Cheyenne Knight drove through Whataburger on her way home from winning her first LPGA event.
After a satisfying meal of chicken tenders, sweet tea and fries, there was dancing in the kitchen with her family to “We are the Champions” by Queen.
It didn’t really sink in, however, until later on Monday when the family watched the replay from the final round of the Volunteers of America LPGA Classic. Congratulatory texts from the likes of Morgan Pressel, Lydia Ko, Stacy Lewis, Angela Stanford and the Korda sisters helped too.
The whirlwind continued throughout the week, with Knight boarding a plane bound for China after getting in the field for the Buick LPGA Shanghai.
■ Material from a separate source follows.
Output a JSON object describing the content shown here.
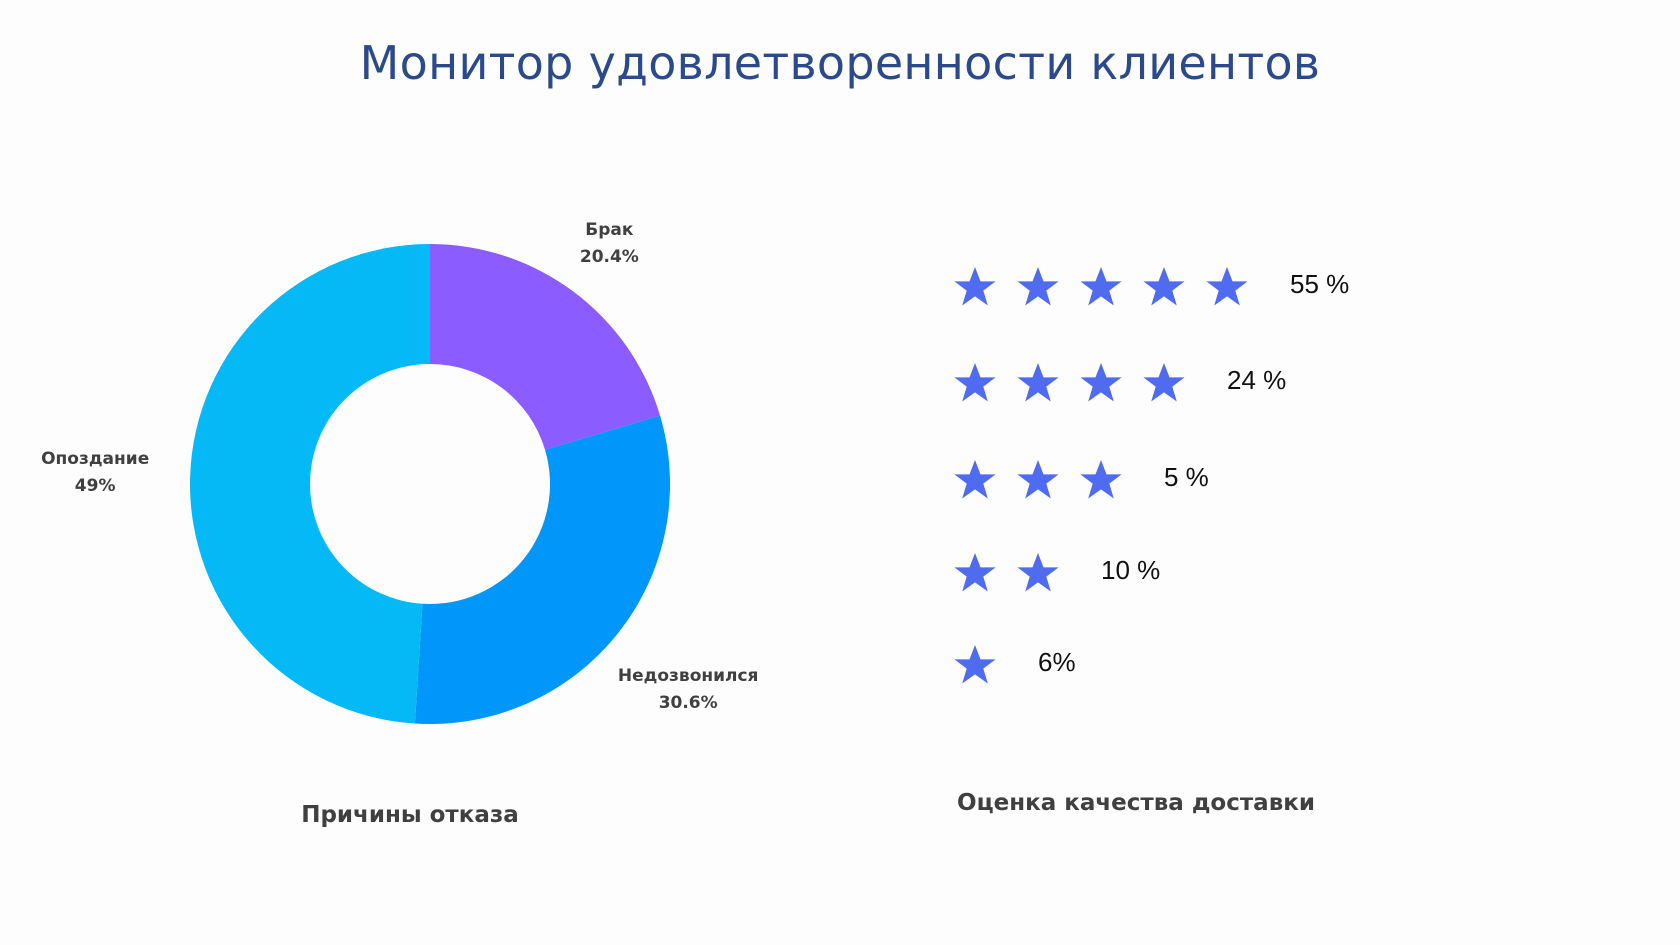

Her mom closed out all the Airbnb tabs on her computer for Pinehurst, North Carolina.
Now it’s all about guaranteed money on the Asian swing, a chance at a $1.5 million payday at the season finale in Naples, Florida, and an invitation to the Diamond Resorts Tournament of Champions in January. She’ll play at least two events in Asia – Shanghai and Taiwan. She’s the fifth alternate for Japan.
This from a rookie who hadn’t even cracked the top 20 on the LPGA in 18 starts.
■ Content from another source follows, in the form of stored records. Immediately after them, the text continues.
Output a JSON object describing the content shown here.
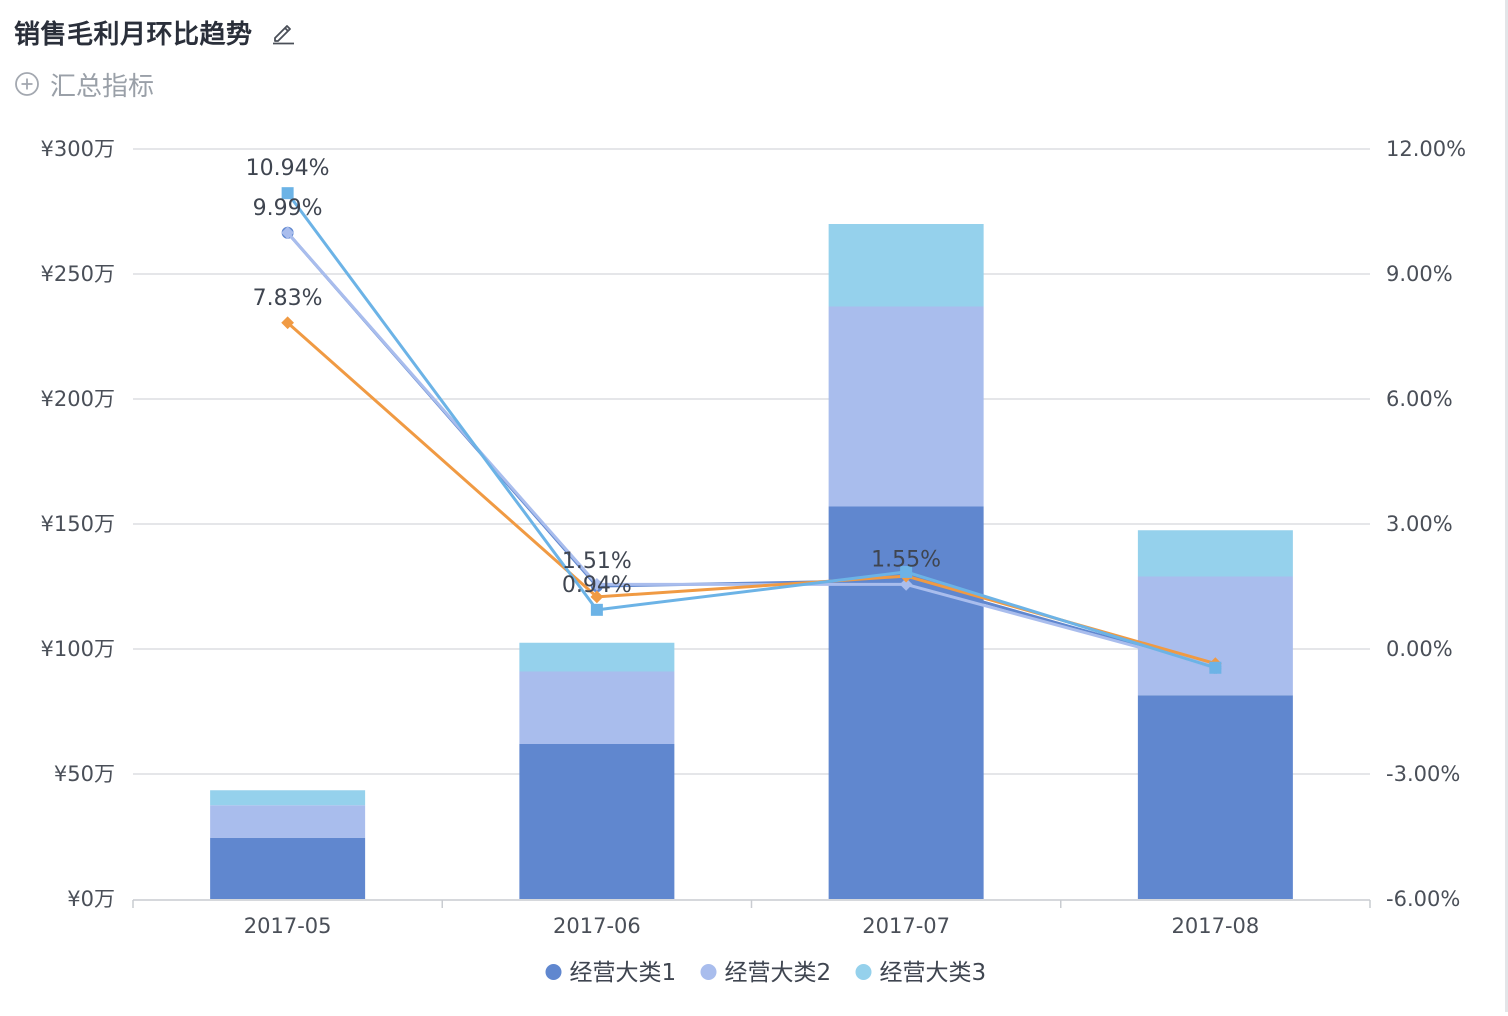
{
  "header": {
    "title": "销售毛利月环比趋势",
    "summary_label": "汇总指标"
  },
  "icons": {
    "edit": "pencil-edit-icon",
    "add": "plus-circle-icon"
  },
  "chart_data": {
    "type": "bar",
    "stacked": true,
    "categories": [
      "2017-05",
      "2017-06",
      "2017-07",
      "2017-08"
    ],
    "y_left": {
      "min": 0,
      "max": 3000000,
      "ticks": [
        0,
        500000,
        1000000,
        1500000,
        2000000,
        2500000,
        3000000
      ],
      "tick_labels": [
        "¥0万",
        "¥50万",
        "¥100万",
        "¥150万",
        "¥200万",
        "¥250万",
        "¥300万"
      ]
    },
    "y_right": {
      "min": -6,
      "max": 12,
      "ticks": [
        -6,
        -3,
        0,
        3,
        6,
        9,
        12
      ],
      "tick_labels": [
        "-6.00%",
        "-3.00%",
        "0.00%",
        "3.00%",
        "6.00%",
        "9.00%",
        "12.00%"
      ]
    },
    "grid": true,
    "legend_position": "bottom-center",
    "series": [
      {
        "name": "经营大类1",
        "color": "#6087cf",
        "values": [
          245000,
          620000,
          1570000,
          815000
        ]
      },
      {
        "name": "经营大类2",
        "color": "#a9bded",
        "values": [
          130000,
          290000,
          800000,
          475000
        ]
      },
      {
        "name": "经营大类3",
        "color": "#95d1ec",
        "values": [
          60000,
          115000,
          330000,
          185000
        ]
      }
    ],
    "lines": [
      {
        "color": "#6087cf",
        "marker": "circle",
        "values": [
          9.99,
          1.51,
          1.65,
          -0.45
        ]
      },
      {
        "color": "#a9bded",
        "marker": "diamond",
        "values": [
          9.99,
          1.55,
          1.55,
          -0.45
        ]
      },
      {
        "color": "#f09a43",
        "marker": "diamond",
        "values": [
          7.83,
          1.25,
          1.75,
          -0.35
        ]
      },
      {
        "color": "#6cb3e6",
        "marker": "square",
        "values": [
          10.94,
          0.94,
          1.85,
          -0.45
        ]
      }
    ],
    "data_labels": [
      {
        "text": "10.94%",
        "category": "2017-05",
        "value": 10.94
      },
      {
        "text": "9.99%",
        "category": "2017-05",
        "value": 9.99
      },
      {
        "text": "7.83%",
        "category": "2017-05",
        "value": 7.83
      },
      {
        "text": "1.51%",
        "category": "2017-06",
        "value": 1.51
      },
      {
        "text": "0.94%",
        "category": "2017-06",
        "value": 0.94
      },
      {
        "text": "1.55%",
        "category": "2017-07",
        "value": 1.55
      }
    ]
  }
}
“Winning is a mindset,” said Knight’s Alabama coach, Mic Potter. “You’ve got to believe you can do it. Cheyenne, always deep within, believed it.”
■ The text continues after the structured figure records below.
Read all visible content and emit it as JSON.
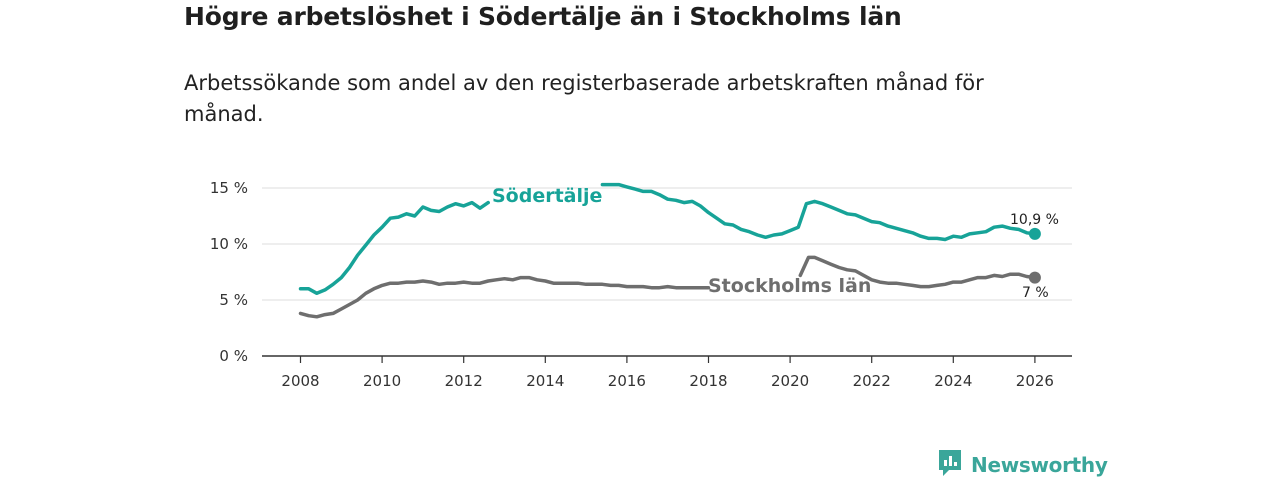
{
  "title": "Högre arbetslöshet i Södertälje än i Stockholms län",
  "subtitle": "Arbetssökande som andel av den registerbaserade arbetskraften månad för månad.",
  "brand": {
    "name": "Newsworthy",
    "icon": "newsworthy-logo-icon"
  },
  "colors": {
    "sodertalje": "#17a398",
    "stockholm": "#6e6e6e",
    "grid": "#dddddd",
    "axis": "#333333"
  },
  "chart_data": {
    "type": "line",
    "title": "Högre arbetslöshet i Södertälje än i Stockholms län",
    "xlabel": "",
    "ylabel": "",
    "xlim": [
      2007.5,
      2026.9
    ],
    "ylim": [
      0,
      15
    ],
    "x_ticks": [
      2008,
      2010,
      2012,
      2014,
      2016,
      2018,
      2020,
      2022,
      2024,
      2026
    ],
    "x_tick_labels": [
      "2008",
      "2010",
      "2012",
      "2014",
      "2016",
      "2018",
      "2020",
      "2022",
      "2024",
      "2026"
    ],
    "y_ticks": [
      0,
      5,
      10,
      15
    ],
    "y_tick_labels": [
      "0 %",
      "5 %",
      "10 %",
      "15 %"
    ],
    "grid": true,
    "series": [
      {
        "name": "Södertälje",
        "color": "#17a398",
        "end_label": "10,9 %",
        "points": [
          [
            2008.0,
            6.0
          ],
          [
            2008.2,
            6.0
          ],
          [
            2008.4,
            5.6
          ],
          [
            2008.6,
            5.9
          ],
          [
            2008.8,
            6.4
          ],
          [
            2009.0,
            7.0
          ],
          [
            2009.2,
            7.9
          ],
          [
            2009.4,
            9.0
          ],
          [
            2009.6,
            9.9
          ],
          [
            2009.8,
            10.8
          ],
          [
            2010.0,
            11.5
          ],
          [
            2010.2,
            12.3
          ],
          [
            2010.4,
            12.4
          ],
          [
            2010.6,
            12.7
          ],
          [
            2010.8,
            12.5
          ],
          [
            2011.0,
            13.3
          ],
          [
            2011.2,
            13.0
          ],
          [
            2011.4,
            12.9
          ],
          [
            2011.6,
            13.3
          ],
          [
            2011.8,
            13.6
          ],
          [
            2012.0,
            13.4
          ],
          [
            2012.2,
            13.7
          ],
          [
            2012.4,
            13.2
          ],
          [
            2012.6,
            13.7
          ],
          [
            2015.4,
            15.3
          ],
          [
            2015.8,
            15.3
          ],
          [
            2016.0,
            15.1
          ],
          [
            2016.2,
            14.9
          ],
          [
            2016.4,
            14.7
          ],
          [
            2016.6,
            14.7
          ],
          [
            2016.8,
            14.4
          ],
          [
            2017.0,
            14.0
          ],
          [
            2017.2,
            13.9
          ],
          [
            2017.4,
            13.7
          ],
          [
            2017.6,
            13.8
          ],
          [
            2017.8,
            13.4
          ],
          [
            2018.0,
            12.8
          ],
          [
            2018.2,
            12.3
          ],
          [
            2018.4,
            11.8
          ],
          [
            2018.6,
            11.7
          ],
          [
            2018.8,
            11.3
          ],
          [
            2019.0,
            11.1
          ],
          [
            2019.2,
            10.8
          ],
          [
            2019.4,
            10.6
          ],
          [
            2019.6,
            10.8
          ],
          [
            2019.8,
            10.9
          ],
          [
            2020.0,
            11.2
          ],
          [
            2020.2,
            11.5
          ],
          [
            2020.4,
            13.6
          ],
          [
            2020.6,
            13.8
          ],
          [
            2020.8,
            13.6
          ],
          [
            2021.0,
            13.3
          ],
          [
            2021.2,
            13.0
          ],
          [
            2021.4,
            12.7
          ],
          [
            2021.6,
            12.6
          ],
          [
            2021.8,
            12.3
          ],
          [
            2022.0,
            12.0
          ],
          [
            2022.2,
            11.9
          ],
          [
            2022.4,
            11.6
          ],
          [
            2022.6,
            11.4
          ],
          [
            2022.8,
            11.2
          ],
          [
            2023.0,
            11.0
          ],
          [
            2023.2,
            10.7
          ],
          [
            2023.4,
            10.5
          ],
          [
            2023.6,
            10.5
          ],
          [
            2023.8,
            10.4
          ],
          [
            2024.0,
            10.7
          ],
          [
            2024.2,
            10.6
          ],
          [
            2024.4,
            10.9
          ],
          [
            2024.6,
            11.0
          ],
          [
            2024.8,
            11.1
          ],
          [
            2025.0,
            11.5
          ],
          [
            2025.2,
            11.6
          ],
          [
            2025.4,
            11.4
          ],
          [
            2025.6,
            11.3
          ],
          [
            2025.8,
            11.0
          ],
          [
            2026.0,
            10.9
          ]
        ]
      },
      {
        "name": "Stockholms län",
        "color": "#6e6e6e",
        "end_label": "7 %",
        "points": [
          [
            2008.0,
            3.8
          ],
          [
            2008.2,
            3.6
          ],
          [
            2008.4,
            3.5
          ],
          [
            2008.6,
            3.7
          ],
          [
            2008.8,
            3.8
          ],
          [
            2009.0,
            4.2
          ],
          [
            2009.2,
            4.6
          ],
          [
            2009.4,
            5.0
          ],
          [
            2009.6,
            5.6
          ],
          [
            2009.8,
            6.0
          ],
          [
            2010.0,
            6.3
          ],
          [
            2010.2,
            6.5
          ],
          [
            2010.4,
            6.5
          ],
          [
            2010.6,
            6.6
          ],
          [
            2010.8,
            6.6
          ],
          [
            2011.0,
            6.7
          ],
          [
            2011.2,
            6.6
          ],
          [
            2011.4,
            6.4
          ],
          [
            2011.6,
            6.5
          ],
          [
            2011.8,
            6.5
          ],
          [
            2012.0,
            6.6
          ],
          [
            2012.2,
            6.5
          ],
          [
            2012.4,
            6.5
          ],
          [
            2012.6,
            6.7
          ],
          [
            2012.8,
            6.8
          ],
          [
            2013.0,
            6.9
          ],
          [
            2013.2,
            6.8
          ],
          [
            2013.4,
            7.0
          ],
          [
            2013.6,
            7.0
          ],
          [
            2013.8,
            6.8
          ],
          [
            2014.0,
            6.7
          ],
          [
            2014.2,
            6.5
          ],
          [
            2014.4,
            6.5
          ],
          [
            2014.6,
            6.5
          ],
          [
            2014.8,
            6.5
          ],
          [
            2015.0,
            6.4
          ],
          [
            2015.2,
            6.4
          ],
          [
            2015.4,
            6.4
          ],
          [
            2015.6,
            6.3
          ],
          [
            2015.8,
            6.3
          ],
          [
            2016.0,
            6.2
          ],
          [
            2016.2,
            6.2
          ],
          [
            2016.4,
            6.2
          ],
          [
            2016.6,
            6.1
          ],
          [
            2016.8,
            6.1
          ],
          [
            2017.0,
            6.2
          ],
          [
            2017.2,
            6.1
          ],
          [
            2017.4,
            6.1
          ],
          [
            2017.6,
            6.1
          ],
          [
            2017.8,
            6.1
          ],
          [
            2018.0,
            6.1
          ],
          [
            2020.25,
            7.2
          ],
          [
            2020.45,
            8.8
          ],
          [
            2020.6,
            8.8
          ],
          [
            2020.8,
            8.5
          ],
          [
            2021.0,
            8.2
          ],
          [
            2021.2,
            7.9
          ],
          [
            2021.4,
            7.7
          ],
          [
            2021.6,
            7.6
          ],
          [
            2022.0,
            6.8
          ],
          [
            2022.2,
            6.6
          ],
          [
            2022.4,
            6.5
          ],
          [
            2022.6,
            6.5
          ],
          [
            2022.8,
            6.4
          ],
          [
            2023.0,
            6.3
          ],
          [
            2023.2,
            6.2
          ],
          [
            2023.4,
            6.2
          ],
          [
            2023.6,
            6.3
          ],
          [
            2023.8,
            6.4
          ],
          [
            2024.0,
            6.6
          ],
          [
            2024.2,
            6.6
          ],
          [
            2024.4,
            6.8
          ],
          [
            2024.6,
            7.0
          ],
          [
            2024.8,
            7.0
          ],
          [
            2025.0,
            7.2
          ],
          [
            2025.2,
            7.1
          ],
          [
            2025.4,
            7.3
          ],
          [
            2025.6,
            7.3
          ],
          [
            2025.8,
            7.1
          ],
          [
            2026.0,
            7.0
          ]
        ]
      }
    ]
  }
}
Knight’s win is refreshing for many, Potter continued, because she’s not a power player. Indeed, she ranks 129th in driving distance on the LPGA. But Knight figured out how to play to her strengths, recently watching video of her swing in college to get back to what got on her tour.
“You’ve got to be yourself,” she said. “You can’t be insecure. You’ve got to own your own golf game.”
Knight puts a premium on short game. She often drops down five balls in practice and challenges herself to make one of the chips. She chipped in four times at the VOA and twice at the Indiana stop the week prior.
In college, chipping became an offensive weapon.
“She uses trajectory so that the ball rolls true,” Potter said. “Her chips become like putts better than anybody I’ve ever had.”
Knight, who sings the praises of her coaches in Tuscaloosa, made putts when it mattered at Alabama, too. The four-time champ said winning on the collegiate level is a must for anyone hoping to triumph on the LPGA.
Knight’s love of competition dates back to watching her big brother play soccer and footballs games.
Cheyenne was 12 years old the night she woke up to the sound of her mother’s screams. Brandon died at age 20, the victim of a drunk driving accident.
She plays for Brandon, dedicating her first LPGA title to him. Brandon’s death brings perspective to what can be a maddening and inexplicable game. At 22, she has already lived on longer than her brother.
“I don’t know what my time on earth will be,” she said. “Each day is a gift. Sometimes I have to do a reality check with golf, especially when playing on the LPGA tour and doing what I love.”
The Knight family lost Brandon in July 2008 and in December of that same year, her mother lost her brother in a motorcycle accident. Last year Cheyenne lost her grandfather.
Knight didn’t pray for a win on Sunday in Texas, 60 miles from her childhood home of Aledo. Instead she gave thanks for the opportunity.
Now the doors are flying off the hinges.